Kurang lebih sebulan setelah serangan WannaCry, dunia kembali dihebohkan dengan ransomware lain yang dikenal dengan nama Petya. Memiliki nama lain NotPetya, Nyetya, atau GoldenEye, ransomware ini menyerang sistem komputer di sekitar 64 negara. Serangan paling parah terjadi di Rusia, Brasil, dan Amerika Serikat.
Meski demikian, para peneliti menyebutkan bahwa Petya sebenarnya menargetkan infrastruktur di Ukraina seperti perusahaan listrik, bandara, angkutan umum, serta bank sentral. Kecurigaan juga berlanjut karena target yang dibidik menyerang sistem pemerintah dan serangan ini tak tampak dilakukan oleh penjahat cyber biasa. Cara kerja Petya berbeda dengan WannaCry.

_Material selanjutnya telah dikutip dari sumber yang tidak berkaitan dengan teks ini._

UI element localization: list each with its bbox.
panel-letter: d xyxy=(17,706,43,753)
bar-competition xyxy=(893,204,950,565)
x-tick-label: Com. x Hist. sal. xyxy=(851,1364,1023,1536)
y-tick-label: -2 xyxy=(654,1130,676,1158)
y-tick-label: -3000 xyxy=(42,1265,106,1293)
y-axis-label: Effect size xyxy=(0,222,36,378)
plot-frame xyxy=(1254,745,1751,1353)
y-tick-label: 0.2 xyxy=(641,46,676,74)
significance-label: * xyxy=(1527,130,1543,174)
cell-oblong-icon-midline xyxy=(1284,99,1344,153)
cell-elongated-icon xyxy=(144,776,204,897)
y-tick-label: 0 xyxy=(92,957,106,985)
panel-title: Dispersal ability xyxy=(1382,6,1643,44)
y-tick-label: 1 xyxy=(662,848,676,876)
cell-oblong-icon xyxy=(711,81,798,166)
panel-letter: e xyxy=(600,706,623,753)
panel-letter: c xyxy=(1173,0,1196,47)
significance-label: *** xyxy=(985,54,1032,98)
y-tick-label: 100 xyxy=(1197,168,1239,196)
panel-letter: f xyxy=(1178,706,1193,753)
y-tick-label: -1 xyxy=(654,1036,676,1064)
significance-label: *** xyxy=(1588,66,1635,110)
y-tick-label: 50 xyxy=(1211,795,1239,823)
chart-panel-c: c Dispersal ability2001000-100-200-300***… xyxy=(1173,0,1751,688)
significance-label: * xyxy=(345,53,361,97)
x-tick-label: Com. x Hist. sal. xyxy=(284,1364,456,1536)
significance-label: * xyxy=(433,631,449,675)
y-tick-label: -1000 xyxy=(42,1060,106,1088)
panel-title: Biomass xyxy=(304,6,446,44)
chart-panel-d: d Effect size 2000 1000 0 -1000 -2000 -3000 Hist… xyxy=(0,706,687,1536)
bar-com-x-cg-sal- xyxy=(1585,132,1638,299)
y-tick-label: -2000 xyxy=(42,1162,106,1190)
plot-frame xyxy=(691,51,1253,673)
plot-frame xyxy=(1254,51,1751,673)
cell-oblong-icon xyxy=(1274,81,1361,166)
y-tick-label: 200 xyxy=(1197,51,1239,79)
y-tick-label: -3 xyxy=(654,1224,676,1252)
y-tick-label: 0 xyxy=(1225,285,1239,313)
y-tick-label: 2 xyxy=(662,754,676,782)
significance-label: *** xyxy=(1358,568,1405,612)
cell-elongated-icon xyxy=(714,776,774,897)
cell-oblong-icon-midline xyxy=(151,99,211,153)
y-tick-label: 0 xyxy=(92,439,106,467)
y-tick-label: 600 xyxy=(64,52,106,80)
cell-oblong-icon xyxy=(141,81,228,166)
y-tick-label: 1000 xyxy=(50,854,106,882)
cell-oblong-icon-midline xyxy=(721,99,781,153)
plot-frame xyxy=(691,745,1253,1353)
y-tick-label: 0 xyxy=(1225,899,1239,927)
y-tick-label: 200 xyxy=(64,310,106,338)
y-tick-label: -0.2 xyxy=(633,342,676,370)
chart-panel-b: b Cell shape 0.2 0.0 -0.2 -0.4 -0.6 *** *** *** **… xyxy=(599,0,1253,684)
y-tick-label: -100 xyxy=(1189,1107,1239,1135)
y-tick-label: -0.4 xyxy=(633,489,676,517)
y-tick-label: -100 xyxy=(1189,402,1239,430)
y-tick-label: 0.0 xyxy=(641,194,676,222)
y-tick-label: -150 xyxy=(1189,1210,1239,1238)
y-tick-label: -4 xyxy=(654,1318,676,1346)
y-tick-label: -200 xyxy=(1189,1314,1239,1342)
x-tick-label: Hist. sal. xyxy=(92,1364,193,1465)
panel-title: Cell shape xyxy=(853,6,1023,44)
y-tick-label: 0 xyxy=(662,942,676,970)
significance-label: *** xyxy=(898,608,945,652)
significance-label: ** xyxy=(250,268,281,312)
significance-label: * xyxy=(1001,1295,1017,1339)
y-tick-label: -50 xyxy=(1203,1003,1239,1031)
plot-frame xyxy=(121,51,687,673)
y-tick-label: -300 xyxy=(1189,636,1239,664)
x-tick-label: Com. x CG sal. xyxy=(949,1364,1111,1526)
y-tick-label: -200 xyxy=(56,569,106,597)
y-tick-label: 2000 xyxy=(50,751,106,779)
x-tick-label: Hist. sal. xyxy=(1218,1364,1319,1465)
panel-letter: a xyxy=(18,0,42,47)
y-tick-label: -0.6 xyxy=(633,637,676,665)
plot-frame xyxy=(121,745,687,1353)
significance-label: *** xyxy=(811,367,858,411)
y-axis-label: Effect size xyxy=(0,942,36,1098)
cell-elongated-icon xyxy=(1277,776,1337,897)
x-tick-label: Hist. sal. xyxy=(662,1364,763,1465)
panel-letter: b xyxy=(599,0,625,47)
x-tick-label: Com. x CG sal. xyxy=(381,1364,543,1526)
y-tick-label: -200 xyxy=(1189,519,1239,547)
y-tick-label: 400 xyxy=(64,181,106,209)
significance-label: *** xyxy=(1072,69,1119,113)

Petya tidak mengenskripsi file pada sistem yang ditargetkan satu per satu namun akan me-reboot sistem dan membajak komputer serta mengenkripsi tabel file master hard drive. Selanjutnya Petya akan menggantikan master boot record (MBR) komputer dengan kode berbahaya yang menampilkan pesan permintaan tebusan dan membuat komputer tidak dapat melakukan booting.
Bobolnya Data Pengguna dan Mitra Uber
Pada bulan November 2017, publik dikejutkan dengan pengakuan dari CEO Uber yang baru, Dara Khosrowshahi, bahwa data pengguna maupun mitra pengemudi Uber telah dibobol oleh peretas. Data yang berhasil dibobol peretas tersebut berupa nama, alamat email, serta nomor telepon sekitar 50 juta pengguna dan 7 juta mitra pengemudi dari seluruh dunia.
Untungnya informasi sensitif lainnya aman dari peretasan. Yang lebih mengejutkan lagi, ternyata hal ini terjadi pada Oktober 2016 dan Uber baru mengumumkannya setahun kemudian melalui blog resmi mereka. Parahnya, Uber sempat membayar tebusan kepada peretas agar mereka menghapus data yang berhasil didapatnya. Langkah ini dianggap sebagai upaya menutupi kasus tersebut tanpa adanya informasi lebih lanjut ke publik.
CEO Uber mengatakan bahwa ia sendiri baru mengetahuinya dan langsung melakukan investigasi atas kasus tersebut. Namun ia memastikan bahwa tidak ada kecurangan dari oknum karyawan maupun pihak dalam Uber.
Shadow Brokers Curi Senjata Cyber NSA
Shadow Brokers mengklaim telah berhasil mendapatkan senjata cyber berupa tool hacking milik National Security Agency (NSA). Senjata ini memiliki kemampuan untuk membobol seluruh sistem operasi Windows. Tindakan pencurian ini merupakan bentuk protes kelompok peretas tersebut terhadap NSA.
NSA yang mendapatkan celah melalui tool tersebut bukannya melaporkan ke Microsoft ataupun perusahaan lainnya, namun malah menyimpannya untuk kepentingan keamanan mereka sendiri. Akhirnya setelah melakukan peretasan, Shadow Brokers menjual informasi tersebut kepada pihak yang membutuhkan dengan tawaran yang paling tinggi melalui sistem pelelangan.
Yang dikuatirkan, jika data tersebut jatuh ke tangan yang salah, hal ini tentu berpotensi membahayakan miliaran pengguna perangkat lunak di seluruh dunia. Untungnya Microsoft langsung merespon dan merilis perbaikan yang diperlukan. Hanya saja perbaikan tersebut hanya berlaku untuk sistem operasi Windows yang masih dalam dukungan Microsoft seperti Windows 7 keatas.